Remember that, say 4*4, is just 4 + 4 + 4 + 4. You're on the right track with a for-loop, but now make the loop iterate n times adding n to itself.
new = 0
for _ in range(n):
new += n
Note that this won't work with negative numbers. If you're going to be dealing with those, perhaps get the absolute value of n at the beginning:
def square(n):
n = abs(n)
....
Since you have been told you have to get the answer by producing the first n odd numbers, then you need to think about how to do that - certainly your loop isn't doing that :
several issues :
you do odd =1, and then use odd in your for loop, the two can't co-exist, so the initial value of odd = 1 is overwritten.
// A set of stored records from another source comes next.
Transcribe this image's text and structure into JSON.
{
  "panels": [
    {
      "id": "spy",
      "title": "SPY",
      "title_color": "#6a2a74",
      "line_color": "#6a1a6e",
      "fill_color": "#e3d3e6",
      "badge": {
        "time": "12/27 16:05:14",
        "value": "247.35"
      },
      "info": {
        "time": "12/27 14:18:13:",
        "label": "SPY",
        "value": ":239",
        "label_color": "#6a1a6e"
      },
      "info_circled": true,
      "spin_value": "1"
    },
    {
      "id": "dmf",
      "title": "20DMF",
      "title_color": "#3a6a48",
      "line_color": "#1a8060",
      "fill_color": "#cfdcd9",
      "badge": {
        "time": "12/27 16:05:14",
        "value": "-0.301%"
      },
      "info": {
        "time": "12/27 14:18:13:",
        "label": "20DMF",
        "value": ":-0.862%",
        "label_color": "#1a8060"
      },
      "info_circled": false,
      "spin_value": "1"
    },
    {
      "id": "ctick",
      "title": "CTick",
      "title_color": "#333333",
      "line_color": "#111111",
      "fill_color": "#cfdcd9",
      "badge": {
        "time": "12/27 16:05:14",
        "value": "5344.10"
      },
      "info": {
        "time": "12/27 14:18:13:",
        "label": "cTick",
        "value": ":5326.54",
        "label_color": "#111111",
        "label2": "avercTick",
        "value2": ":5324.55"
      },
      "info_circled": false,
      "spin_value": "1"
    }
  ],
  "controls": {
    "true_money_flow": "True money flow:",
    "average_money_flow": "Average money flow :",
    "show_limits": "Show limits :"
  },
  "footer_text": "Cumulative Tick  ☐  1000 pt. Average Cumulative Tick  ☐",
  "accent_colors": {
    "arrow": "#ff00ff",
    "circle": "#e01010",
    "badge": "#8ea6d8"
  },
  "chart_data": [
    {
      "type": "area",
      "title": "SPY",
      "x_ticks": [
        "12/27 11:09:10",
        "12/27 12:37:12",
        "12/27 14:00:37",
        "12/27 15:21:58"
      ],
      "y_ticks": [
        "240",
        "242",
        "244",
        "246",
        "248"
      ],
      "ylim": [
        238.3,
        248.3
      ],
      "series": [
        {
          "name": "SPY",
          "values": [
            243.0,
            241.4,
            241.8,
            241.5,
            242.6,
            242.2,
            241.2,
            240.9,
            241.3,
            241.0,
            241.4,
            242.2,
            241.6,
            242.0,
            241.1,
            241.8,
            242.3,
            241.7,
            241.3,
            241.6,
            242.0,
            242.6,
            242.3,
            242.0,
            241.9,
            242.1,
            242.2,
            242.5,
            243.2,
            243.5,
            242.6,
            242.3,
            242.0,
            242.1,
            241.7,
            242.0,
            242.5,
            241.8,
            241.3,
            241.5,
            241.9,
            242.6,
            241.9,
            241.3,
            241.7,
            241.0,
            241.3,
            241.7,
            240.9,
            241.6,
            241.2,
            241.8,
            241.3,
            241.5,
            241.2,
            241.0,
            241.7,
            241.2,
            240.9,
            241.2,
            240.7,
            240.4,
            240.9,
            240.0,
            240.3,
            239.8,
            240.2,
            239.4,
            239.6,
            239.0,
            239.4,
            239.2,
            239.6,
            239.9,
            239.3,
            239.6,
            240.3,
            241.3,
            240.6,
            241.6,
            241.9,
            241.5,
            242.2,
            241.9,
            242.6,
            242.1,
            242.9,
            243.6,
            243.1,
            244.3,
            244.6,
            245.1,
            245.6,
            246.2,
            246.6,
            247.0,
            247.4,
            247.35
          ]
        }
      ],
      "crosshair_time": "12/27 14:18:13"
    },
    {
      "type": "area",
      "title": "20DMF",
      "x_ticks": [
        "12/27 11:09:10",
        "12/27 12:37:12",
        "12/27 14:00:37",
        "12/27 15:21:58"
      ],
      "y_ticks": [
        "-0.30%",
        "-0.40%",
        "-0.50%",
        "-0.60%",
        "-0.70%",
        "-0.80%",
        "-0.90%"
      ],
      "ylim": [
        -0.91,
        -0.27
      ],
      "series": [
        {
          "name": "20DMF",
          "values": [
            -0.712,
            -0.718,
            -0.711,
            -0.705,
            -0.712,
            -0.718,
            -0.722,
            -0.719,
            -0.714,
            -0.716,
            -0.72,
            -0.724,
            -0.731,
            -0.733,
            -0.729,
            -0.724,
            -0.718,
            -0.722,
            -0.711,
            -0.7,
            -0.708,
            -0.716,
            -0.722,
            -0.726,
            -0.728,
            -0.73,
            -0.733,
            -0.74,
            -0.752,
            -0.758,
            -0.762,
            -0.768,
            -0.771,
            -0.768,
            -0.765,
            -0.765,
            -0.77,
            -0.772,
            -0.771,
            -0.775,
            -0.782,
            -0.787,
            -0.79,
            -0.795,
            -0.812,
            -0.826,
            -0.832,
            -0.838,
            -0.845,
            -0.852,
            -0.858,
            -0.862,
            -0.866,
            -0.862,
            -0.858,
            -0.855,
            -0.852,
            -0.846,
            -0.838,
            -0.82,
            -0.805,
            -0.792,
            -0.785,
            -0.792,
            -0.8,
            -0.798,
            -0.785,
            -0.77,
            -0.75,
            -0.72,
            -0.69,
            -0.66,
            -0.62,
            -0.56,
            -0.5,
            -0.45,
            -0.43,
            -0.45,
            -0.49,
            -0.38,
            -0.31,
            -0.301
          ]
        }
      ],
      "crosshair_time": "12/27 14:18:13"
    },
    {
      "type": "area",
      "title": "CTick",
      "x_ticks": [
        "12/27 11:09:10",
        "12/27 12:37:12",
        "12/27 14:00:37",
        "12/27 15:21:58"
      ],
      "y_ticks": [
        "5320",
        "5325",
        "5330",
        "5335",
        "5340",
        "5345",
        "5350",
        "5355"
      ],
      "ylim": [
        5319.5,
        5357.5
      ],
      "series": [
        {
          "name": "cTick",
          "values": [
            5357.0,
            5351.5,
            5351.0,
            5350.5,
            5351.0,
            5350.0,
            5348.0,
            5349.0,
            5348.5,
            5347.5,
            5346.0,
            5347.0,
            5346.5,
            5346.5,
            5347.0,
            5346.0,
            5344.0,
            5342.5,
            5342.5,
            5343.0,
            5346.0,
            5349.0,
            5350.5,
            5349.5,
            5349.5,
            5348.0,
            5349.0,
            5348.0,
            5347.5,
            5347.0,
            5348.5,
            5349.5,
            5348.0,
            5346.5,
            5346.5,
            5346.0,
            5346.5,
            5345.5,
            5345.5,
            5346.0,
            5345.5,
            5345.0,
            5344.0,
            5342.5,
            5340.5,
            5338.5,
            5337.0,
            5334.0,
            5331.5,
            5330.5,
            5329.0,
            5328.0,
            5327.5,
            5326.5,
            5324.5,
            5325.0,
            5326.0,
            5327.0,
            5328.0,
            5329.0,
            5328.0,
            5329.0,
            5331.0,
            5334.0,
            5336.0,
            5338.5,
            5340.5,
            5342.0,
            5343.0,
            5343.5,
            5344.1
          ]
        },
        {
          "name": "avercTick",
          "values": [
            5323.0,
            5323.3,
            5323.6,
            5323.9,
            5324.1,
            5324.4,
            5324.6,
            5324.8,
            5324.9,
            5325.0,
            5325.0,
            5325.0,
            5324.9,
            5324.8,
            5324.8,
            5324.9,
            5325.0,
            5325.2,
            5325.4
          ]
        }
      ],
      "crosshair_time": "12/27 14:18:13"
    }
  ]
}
Your loop doesn't produce the first n odd numbers that I can see.
My suggest would be to rework your loop : the first 'n' odd numbers are in the form :
1, 3, 5, ... n*2-1
(Counting from 1 not from zero)
so a loop like this :
final = 0
for c in range(1, n+1): #start counting from 1 to do 1 to n+1
odd = c*2 -1 #Use the series above to generate each odd number.
final += odd
should work
a much more 'pythonic' way to do this is :
final = sum(c*2-1 for c in range(1,n))
This uses a generator to create all of the odd numbers (the equivalent of the loop), and sum the values as they get created.
Go back to the original definition of multiplication.
Just add the number n to itself n times. What's so hard? It's inefficient has hell, but it'll work.
I'm sure there's a more Pythonic way:
def square(n):
sum = 0
for i in range(0,n):
sum = sum + n
return sum